New Transgender Guidelines Adopted by International Olympic Committee
Archive 2016 Jan 26, 2016 Ryan Swain
The International Olympic Committee has adopted new guidelines, as transgender athletes are no longer required to have surgery prior to competition.
The new guidelines allow “female to male” with no restriction, while “male to female” athletes will need to maintain a particular testosterone level for a one-year period prior to competition.
The guidelines introduced are not rules nor regulations. According to an interview with the Associated Press, IOC Medical Director Dr. Richard Budgett says they should act as recommendations for international sports federations and groups involved with the upcoming Olympics in Rio de Janeiro.
“This should give them the confidence and stimulus to put these rules in place” Budgett said in the interview. The IOC reformed the policy to adapt to current social and political transgender issues.
Leading the medical hearings for the IOC was Professor Uger Erdener.
“It is necessary to ensure in so far as possible that trans athletes are not excluded from the opportunity to participate in sporting competition,” Erdener said to AP, and insists that surgery “may be inconsistent with developing legislation and notions of human rights.”
Since 2003 until now, transgender athletes were required to have reassignment surgery and a minimum of two years of hormonal therapy to become eligible to compete.

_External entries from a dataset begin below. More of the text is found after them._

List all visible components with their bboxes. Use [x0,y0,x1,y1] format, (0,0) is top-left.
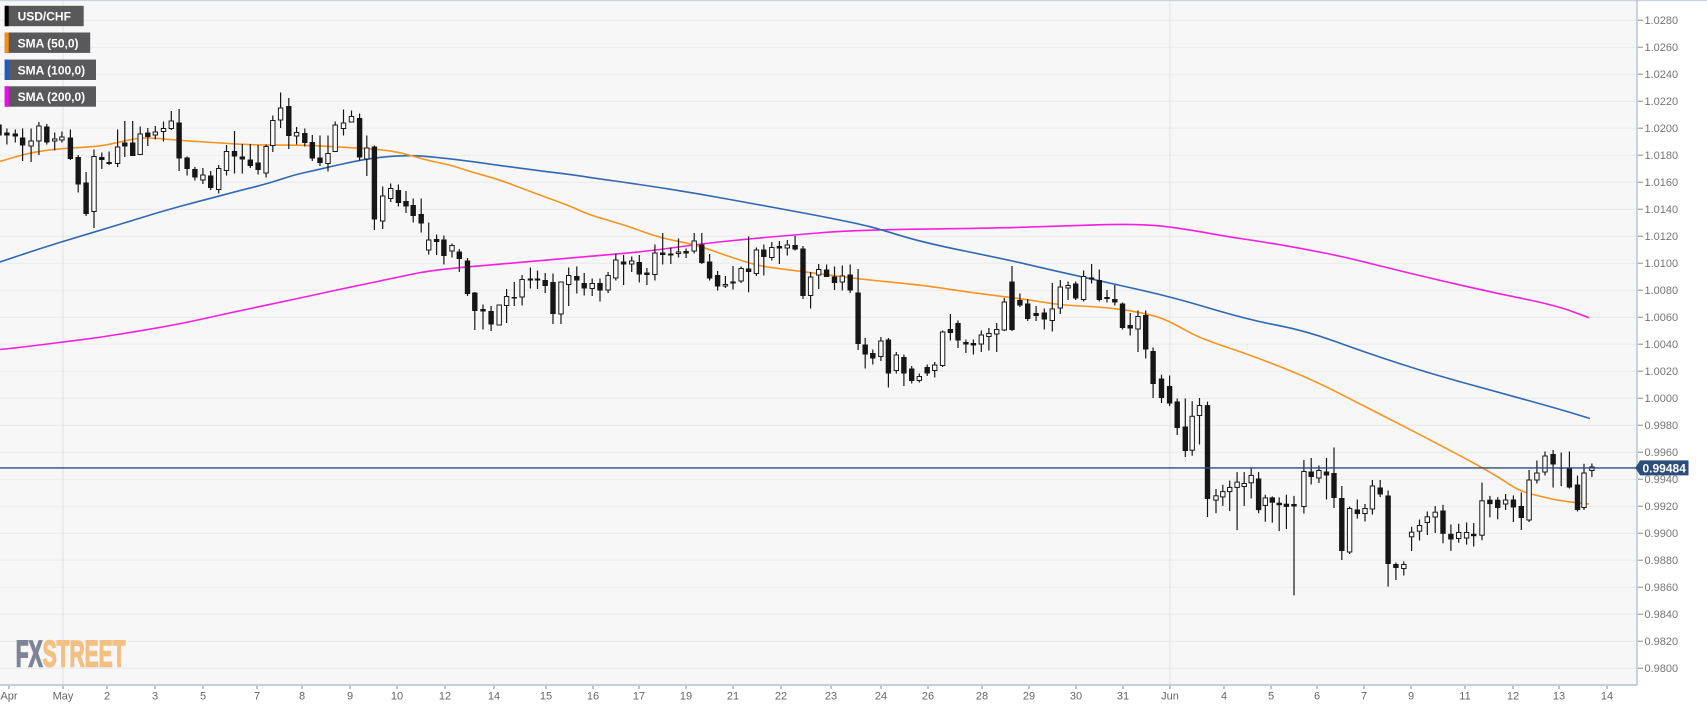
svg-text:1.0140: 1.0140 [1645,204,1679,216]
svg-text:15: 15 [540,691,552,703]
svg-text:Apr: Apr [0,691,17,703]
svg-text:1.0100: 1.0100 [1645,258,1679,270]
svg-text:11: 11 [1459,691,1470,703]
svg-text:3: 3 [152,691,158,703]
svg-text:21: 21 [727,691,739,703]
svg-text:7: 7 [254,691,260,703]
svg-text:0.9840: 0.9840 [1645,609,1679,621]
svg-text:6: 6 [1314,691,1320,703]
svg-text:31: 31 [1117,691,1129,703]
svg-text:1.0220: 1.0220 [1645,96,1679,108]
svg-text:0.99484: 0.99484 [1643,461,1687,475]
svg-text:1.0020: 1.0020 [1645,366,1679,378]
svg-text:1.0280: 1.0280 [1645,15,1679,27]
svg-text:0.9860: 0.9860 [1645,582,1679,594]
svg-text:16: 16 [587,691,599,703]
svg-text:0.9800: 0.9800 [1645,663,1679,675]
svg-text:1.0160: 1.0160 [1645,177,1679,189]
svg-text:22: 22 [775,691,787,703]
svg-text:8: 8 [299,691,305,703]
svg-text:SMA (200,0): SMA (200,0) [18,90,86,104]
svg-text:0.9980: 0.9980 [1645,420,1679,432]
svg-text:1.0060: 1.0060 [1645,312,1679,324]
svg-text:30: 30 [1070,691,1082,703]
svg-text:23: 23 [825,691,837,703]
svg-text:13: 13 [1553,691,1565,703]
svg-text:12: 12 [1507,691,1519,703]
svg-text:1.0040: 1.0040 [1645,339,1679,351]
svg-text:May: May [53,691,74,703]
svg-text:5: 5 [200,691,206,703]
svg-text:0.9960: 0.9960 [1645,447,1679,459]
svg-text:0.9900: 0.9900 [1645,528,1679,540]
svg-text:12: 12 [439,691,451,703]
svg-text:5: 5 [1268,691,1274,703]
svg-text:1.0120: 1.0120 [1645,231,1679,243]
svg-text:10: 10 [391,691,403,703]
svg-text:1.0080: 1.0080 [1645,285,1679,297]
svg-text:Jun: Jun [1161,691,1179,703]
svg-text:9: 9 [347,691,353,703]
svg-text:17: 17 [633,691,645,703]
svg-text:0.9940: 0.9940 [1645,474,1679,486]
svg-text:0.9820: 0.9820 [1645,636,1679,648]
svg-text:1.0240: 1.0240 [1645,69,1679,81]
svg-text:USD/CHF: USD/CHF [18,10,71,24]
svg-text:4: 4 [1221,691,1227,703]
svg-text:2: 2 [104,691,110,703]
svg-text:19: 19 [680,691,692,703]
svg-text:0.9920: 0.9920 [1645,501,1679,513]
svg-text:1.0180: 1.0180 [1645,150,1679,162]
svg-text:FXSTREET: FXSTREET [16,633,126,675]
svg-text:26: 26 [922,691,934,703]
svg-text:14: 14 [1601,691,1613,703]
svg-text:1.0260: 1.0260 [1645,42,1679,54]
svg-text:28: 28 [976,691,988,703]
svg-text:9: 9 [1408,691,1414,703]
svg-text:14: 14 [488,691,500,703]
svg-text:SMA (50,0): SMA (50,0) [18,36,79,50]
svg-text:1.0200: 1.0200 [1645,123,1679,135]
svg-text:29: 29 [1023,691,1035,703]
svg-text:0.9880: 0.9880 [1645,555,1679,567]
svg-text:1.0000: 1.0000 [1645,393,1679,405]
svg-text:24: 24 [875,691,887,703]
svg-text:7: 7 [1361,691,1367,703]
svg-text:SMA (100,0): SMA (100,0) [18,63,86,77]
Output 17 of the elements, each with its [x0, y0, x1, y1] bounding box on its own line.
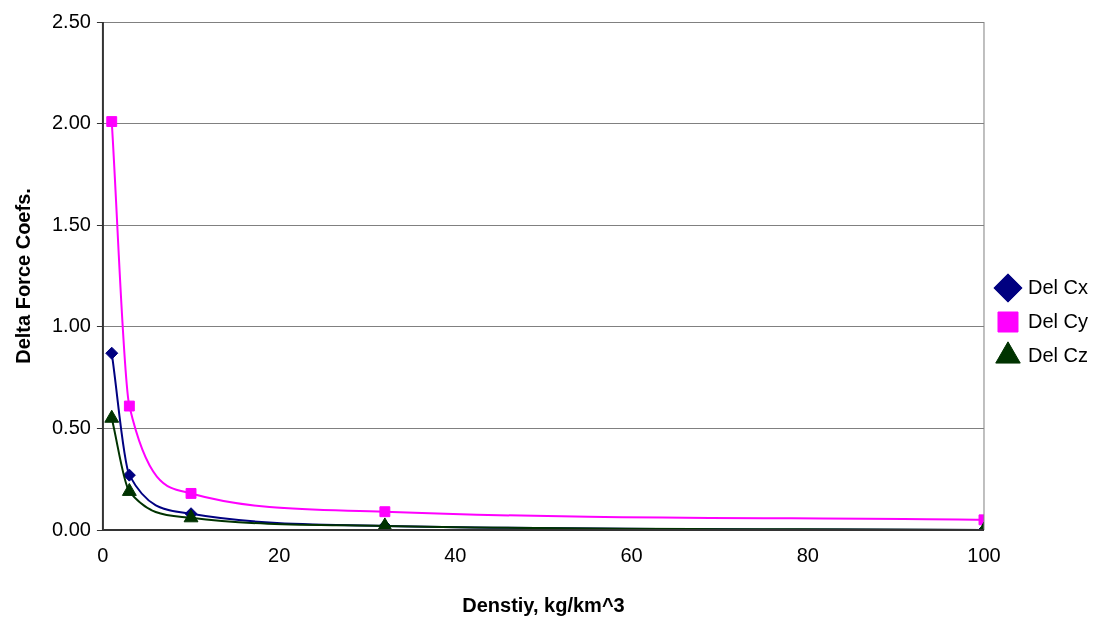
y-tick-label: 2.00 [51, 111, 91, 134]
legend-label: Del Cy [1027, 309, 1089, 332]
x-tick-label: 60 [620, 543, 643, 566]
y-tick-label: 2.50 [51, 9, 91, 32]
legend-label: Del Cz [1027, 343, 1089, 366]
x-axis-title: Denstiy, kg/km^3 [462, 593, 625, 616]
y-tick-label: 1.00 [51, 314, 91, 337]
y-tick-label: 1.50 [51, 212, 91, 235]
y-axis-title: Delta Force Coefs. [11, 188, 34, 364]
y-tick-label: 0.50 [51, 415, 91, 438]
x-tick-label: 100 [967, 543, 1001, 566]
legend-label: Del Cx [1027, 275, 1089, 298]
x-tick-label: 20 [268, 543, 291, 566]
x-tick-label: 0 [97, 543, 109, 566]
x-tick-label: 80 [796, 543, 819, 566]
y-tick-label: 0.00 [51, 517, 91, 540]
x-tick-label: 40 [444, 543, 467, 566]
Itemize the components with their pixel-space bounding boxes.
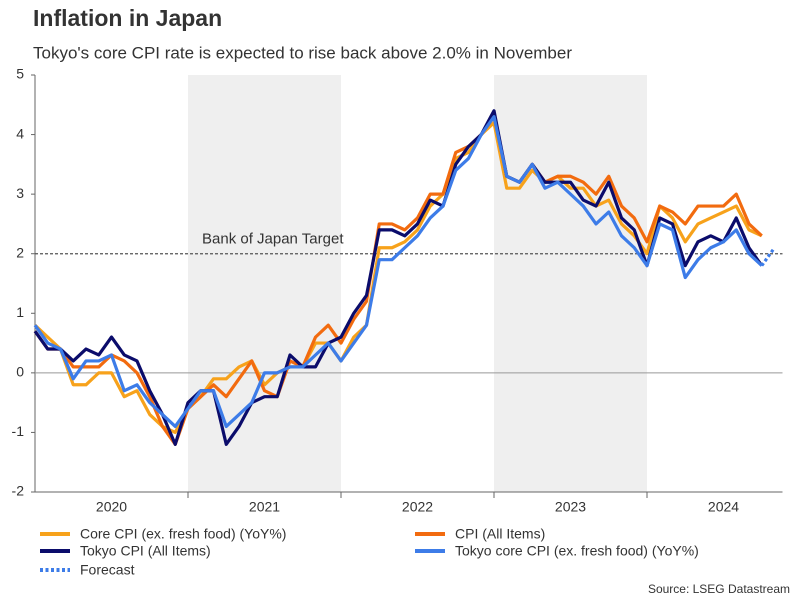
y-tick-label: 4	[16, 125, 24, 141]
x-tick-label: 2022	[402, 499, 433, 515]
y-tick-label: 5	[16, 66, 24, 82]
y-tick-label: -1	[12, 423, 25, 439]
chart-subtitle: Tokyo's core CPI rate is expected to ris…	[33, 43, 572, 62]
x-tick-label: 2023	[555, 499, 586, 515]
chart-title: Inflation in Japan	[33, 5, 222, 31]
legend-label: Forecast	[80, 562, 135, 578]
x-tick-label: 2020	[96, 499, 127, 515]
source: Source: LSEG Datastream	[648, 582, 790, 596]
y-tick-label: 1	[16, 304, 24, 320]
legend-label: Core CPI (ex. fresh food) (YoY%)	[80, 526, 286, 542]
series-line	[33, 109, 764, 446]
y-tick-label: -2	[12, 483, 25, 499]
y-tick-label: 2	[16, 244, 24, 260]
y-tick-label: 3	[16, 185, 24, 201]
y-tick-label: 0	[16, 364, 24, 380]
series-line	[760, 246, 776, 267]
series-line	[33, 115, 763, 429]
series-line	[33, 115, 763, 446]
target-label: Bank of Japan Target	[202, 231, 344, 248]
year-band	[494, 75, 647, 492]
x-tick-label: 2024	[708, 499, 739, 515]
legend-label: Tokyo CPI (All Items)	[80, 543, 211, 559]
x-tick-label: 2021	[249, 499, 280, 515]
legend-label: Tokyo core CPI (ex. fresh food) (YoY%)	[455, 543, 699, 559]
legend-label: CPI (All Items)	[455, 526, 545, 542]
year-band	[188, 75, 341, 492]
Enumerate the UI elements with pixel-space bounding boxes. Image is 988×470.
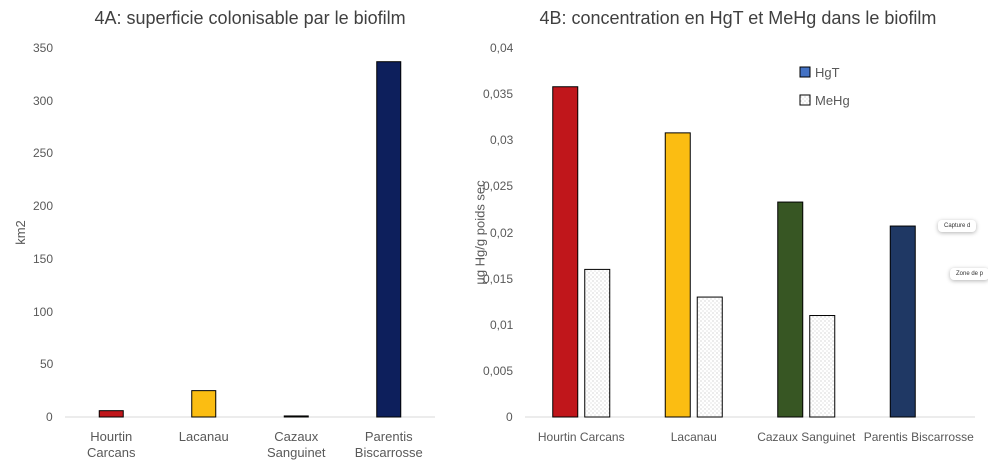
x-tick-label: Lacanau	[670, 430, 717, 444]
y-tick-label: 0,04	[490, 41, 514, 55]
chart-title: 4B: concentration en HgT et MeHg dans le…	[539, 8, 937, 28]
y-tick-label: 150	[33, 251, 54, 266]
x-tick-label: Hourtin Carcans	[537, 430, 625, 444]
bar	[777, 201, 804, 418]
y-tick-label: 0,01	[490, 317, 514, 332]
y-tick-label: 0,025	[483, 179, 514, 194]
bar	[584, 268, 611, 418]
y-tick-label: 350	[33, 41, 54, 55]
y-tick-label: 300	[33, 93, 54, 108]
y-tick-label: 0,02	[490, 225, 514, 240]
y-tick-label: 0	[46, 410, 53, 424]
legend-swatch	[799, 94, 811, 106]
bar	[889, 225, 916, 418]
legend-swatch	[799, 66, 811, 78]
overlay-popup[interactable]: Capture d	[938, 220, 977, 232]
y-tick-label: 0	[506, 410, 513, 424]
bar	[191, 390, 217, 418]
x-tick-label: Parentis Biscarrosse	[863, 430, 974, 444]
y-tick-label: 0,015	[483, 271, 514, 286]
y-tick-label: 0,035	[483, 87, 514, 102]
y-tick-label: 0,03	[490, 133, 514, 148]
x-tick-label: Parentis Biscarrosse	[354, 429, 423, 460]
bar	[552, 86, 579, 418]
y-axis-label: km2	[12, 220, 28, 245]
bar	[696, 296, 723, 418]
y-tick-label: 200	[33, 199, 54, 214]
x-tick-label: Cazaux Sanguinet	[757, 430, 856, 444]
bar	[809, 315, 836, 418]
overlay-popup[interactable]: Zone de p	[950, 268, 988, 280]
y-tick-label: 50	[40, 357, 54, 372]
y-tick-label: 100	[33, 304, 54, 319]
x-tick-label: Lacanau	[178, 429, 229, 444]
bar	[664, 132, 691, 418]
legend-label: MeHg	[815, 92, 850, 108]
y-tick-label: 250	[33, 146, 54, 161]
x-tick-label: Hourtin Carcans	[87, 429, 136, 460]
bar	[376, 61, 402, 418]
legend-label: HgT	[815, 64, 840, 80]
bar	[283, 415, 309, 418]
x-tick-label: Cazaux Sanguinet	[266, 429, 326, 460]
bar	[98, 410, 124, 418]
y-tick-label: 0,005	[483, 363, 514, 378]
chart-title: 4A: superficie colonisable par le biofil…	[94, 8, 406, 28]
y-axis-label: µg Hg/g poids sec	[472, 180, 488, 285]
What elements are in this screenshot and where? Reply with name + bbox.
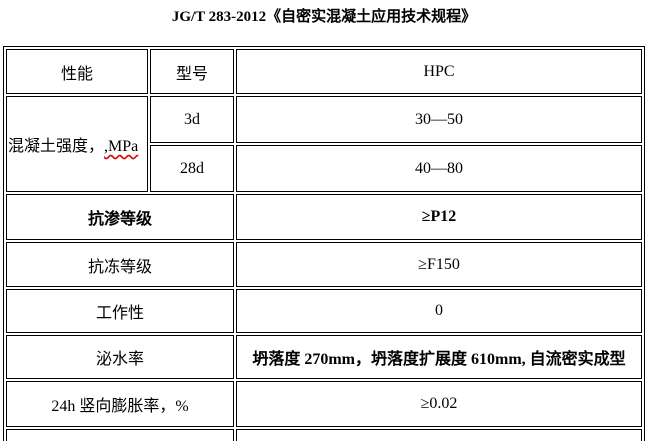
- bleeding-label-cell: 泌水率: [6, 335, 234, 379]
- header-cell-model: 型号: [150, 49, 234, 94]
- table-row-bleeding-rate: 泌水率 坍落度 270mm，坍落度扩展度 610mm, 自流密实成型: [6, 335, 642, 379]
- workability-label-cell: 工作性: [6, 289, 234, 333]
- table-row-strength-3d: 混凝土强度，,MPa 3d 30—50: [6, 96, 642, 192]
- header-cell-property: 性能: [6, 49, 148, 94]
- table-row-strength-28d: 28d 40—80: [6, 145, 642, 192]
- workability-value-cell: 0: [236, 289, 642, 333]
- strength-label-mpa-misspelled: ,MPa: [104, 138, 139, 155]
- partial-label-cell: [6, 429, 234, 441]
- age-cell-3d: 3d: [150, 96, 234, 143]
- frost-value-cell: ≥F150: [236, 242, 642, 287]
- spec-table: 性能 型号 HPC 混凝土强度，,MPa 3d 30—50 28d 40—80 …: [3, 46, 645, 441]
- table-header-row: 性能 型号 HPC: [6, 49, 642, 94]
- impermeability-value-cell: ≥P12: [236, 194, 642, 240]
- table-row-workability: 工作性 0: [6, 289, 642, 333]
- table-row-impermeability: 抗渗等级 ≥P12: [6, 194, 642, 240]
- value-cell-3d: 30—50: [236, 96, 642, 143]
- table-row-frost-resistance: 抗冻等级 ≥F150: [6, 242, 642, 287]
- document-title: JG/T 283-2012《自密实混凝土应用技术规程》: [171, 9, 477, 25]
- header-cell-hpc: HPC: [236, 49, 642, 94]
- bleeding-value-cell: 坍落度 270mm，坍落度扩展度 610mm, 自流密实成型: [236, 335, 642, 379]
- expansion-value-cell: ≥0.02: [236, 381, 642, 427]
- frost-label-cell: 抗冻等级: [6, 242, 234, 287]
- expansion-label-cell: 24h 竖向膨胀率，%: [6, 381, 234, 427]
- value-cell-28d: 40—80: [236, 145, 642, 192]
- table-row-vertical-expansion: 24h 竖向膨胀率，% ≥0.02: [6, 381, 642, 427]
- impermeability-label-cell: 抗渗等级: [6, 194, 234, 240]
- partial-value-cell: [236, 429, 642, 441]
- strength-label-text: 混凝土强度，: [8, 138, 105, 155]
- strength-label-cell: 混凝土强度，,MPa: [6, 96, 148, 192]
- age-cell-28d: 28d: [150, 145, 234, 192]
- table-row-partial-clipped: [6, 429, 642, 441]
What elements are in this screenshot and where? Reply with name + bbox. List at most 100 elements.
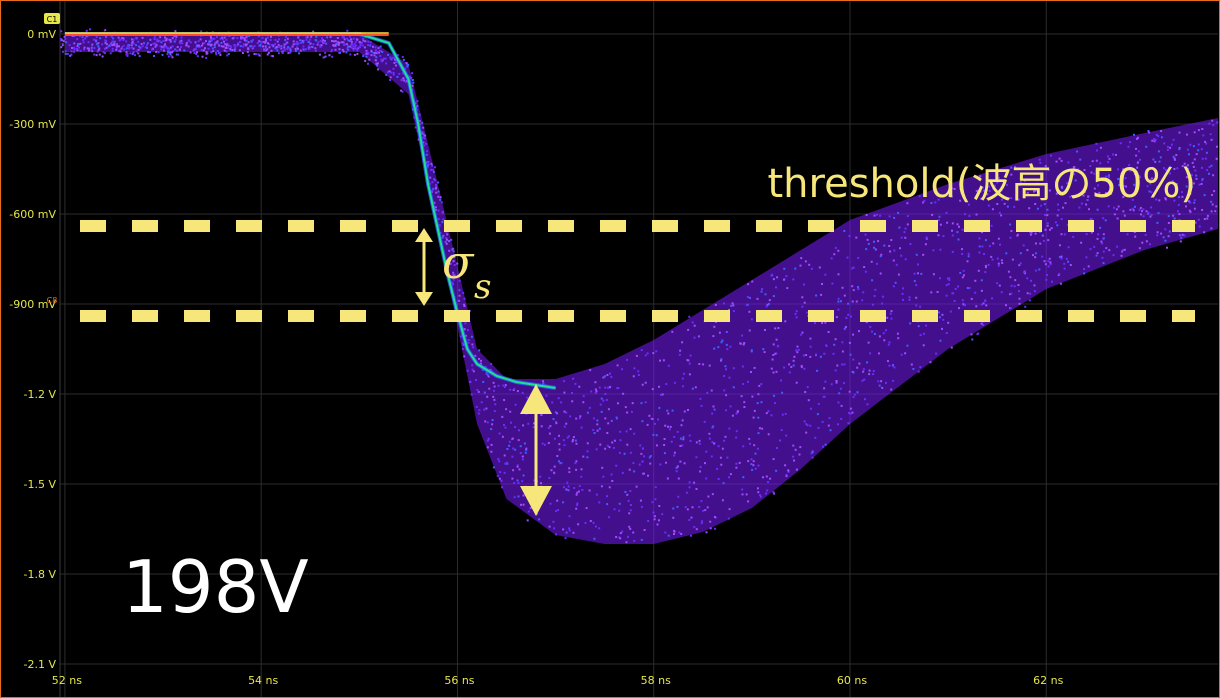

Testosterone levels will be carefully tested leading up to any competition. Male to female athletes will need to maintain 10 nanomols per litre, which is a specific concentration of testosterone in the blood. Female to male, who have no particular restriction, will be monitored carefully so athletes do not abuse testosterone levels prior to competition.
Former IOC medical commission chairman Arne Ljungqvist, who was involved with the makeup of the guidelines, says maintaining this particular concentration will not be easy.
“That does not mean a 1-year guarantee. You don’t go below 10 from day one. It takes quite some time. It can take more than one year or two years,” Ljungqvist told AP.
In 2009, South African runner Caster Semenya won the 800-metre world title. She was also ordered to undergo sex-tests following the victory. The tests were deemed unethical, so introducing new guidelines will help Olympic committees moving forward.